“內憂外患,國不將國,民不將民。”
說道這,台下的百姓也露出痛苦的表情,他們中有些不是本地人,而是附近村落逃難而來的,自己的家園已經被妖魔占據,親人也被妖魔吃了,這不就是流離失所,民不將民嗎。
台上,呂思平頓了頓,眼中也有淚光浮現,語氣一轉,又道:“所幸,還尚存一線生機,城外妖魔環伺,國主所被小人迷惑,但也降下聖旨,祈求上天給我們這滿城百姓一條活路。

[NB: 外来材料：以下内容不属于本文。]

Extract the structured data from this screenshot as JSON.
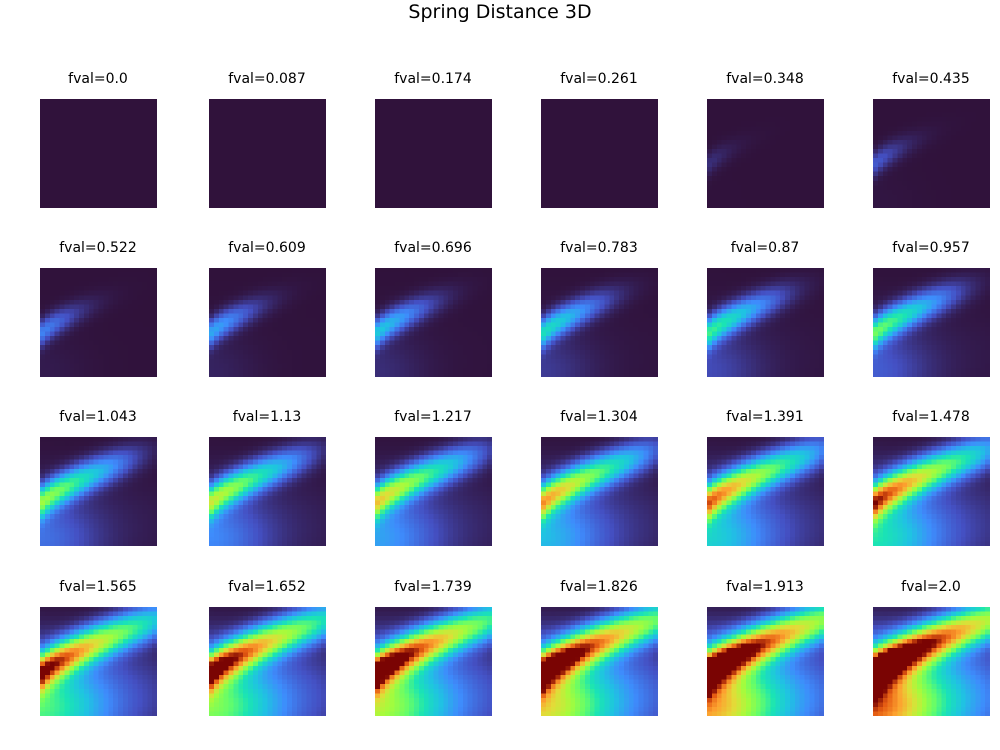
{
  "figure": {
    "title": "Spring Distance 3D"
  },
  "chart_data": {
    "type": "heatmap",
    "title": "Spring Distance 3D",
    "layout": "4 rows x 6 columns of heatmap panels",
    "colormap": "turbo",
    "axes_visible": false,
    "grid": false,
    "legend": "none",
    "panels": [
      {
        "title": "fval=0.0",
        "fval": 0.0
      },
      {
        "title": "fval=0.087",
        "fval": 0.087
      },
      {
        "title": "fval=0.174",
        "fval": 0.174
      },
      {
        "title": "fval=0.261",
        "fval": 0.261
      },
      {
        "title": "fval=0.348",
        "fval": 0.348
      },
      {
        "title": "fval=0.435",
        "fval": 0.435
      },
      {
        "title": "fval=0.522",
        "fval": 0.522
      },
      {
        "title": "fval=0.609",
        "fval": 0.609
      },
      {
        "title": "fval=0.696",
        "fval": 0.696
      },
      {
        "title": "fval=0.783",
        "fval": 0.783
      },
      {
        "title": "fval=0.87",
        "fval": 0.87
      },
      {
        "title": "fval=0.957",
        "fval": 0.957
      },
      {
        "title": "fval=1.043",
        "fval": 1.043
      },
      {
        "title": "fval=1.13",
        "fval": 1.13
      },
      {
        "title": "fval=1.217",
        "fval": 1.217
      },
      {
        "title": "fval=1.304",
        "fval": 1.304
      },
      {
        "title": "fval=1.391",
        "fval": 1.391
      },
      {
        "title": "fval=1.478",
        "fval": 1.478
      },
      {
        "title": "fval=1.565",
        "fval": 1.565
      },
      {
        "title": "fval=1.652",
        "fval": 1.652
      },
      {
        "title": "fval=1.739",
        "fval": 1.739
      },
      {
        "title": "fval=1.826",
        "fval": 1.826
      },
      {
        "title": "fval=1.913",
        "fval": 1.913
      },
      {
        "title": "fval=2.0",
        "fval": 2.0
      }
    ]
  }
}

”
呂思平舉起了手裏的卷軸,上麵金紅二色相交的神龍咬住卷軸兩端,不似作假,這卷軸一被呂思平舉起,連頭頂的烏雲都散去了一些。
烏雲散去,一縷陽光穿過厚實的雲層,照在呂思平身上,宛若神跡。
陸寅撇了眼麵色平靜的李陽道長,又看向那如同上天賜福的呂思平,露出一絲玩味的笑容。
“這是神跡啊!”
台上百姓有人議論道。
“上天垂青!上天垂青!我們有救了!”
“難道呂縣令還是神仙轉世?”
眾說紛紜,但情緒都被調動了起來,人們的眼中露出的名為希望的神色。
呂思平把聖旨恭敬的放在麵前的台子上,又道:“百姓們!這是上天回應了我們的祈禱,北河城又豈是小小妖魔可以霍亂的地方!”
這道金光貫徹天地,穿透雲霄,攝人心魂,饒是陸寅來看,也有些分不清真假,或許是這萬民願力所化,或許是李老道的法術。
這時,玉娘輕輕拉了下陸寅的衣角,微微點頭,低聲道:“到我們了。”
陸寅微微頷首,和玉娘一同走向呂思平。
“說來也巧,我昨夜抱著聖旨入睡,竟做了一個古怪的夢,在夢裏,有兩顆流星從天而降,墜落在我們北河城內。”
“我走上前仔細查看,卻發現那一顆流星化成了我家玉娘子,玉娘衝我微微一笑,又變成了一隻白色的狐狸!”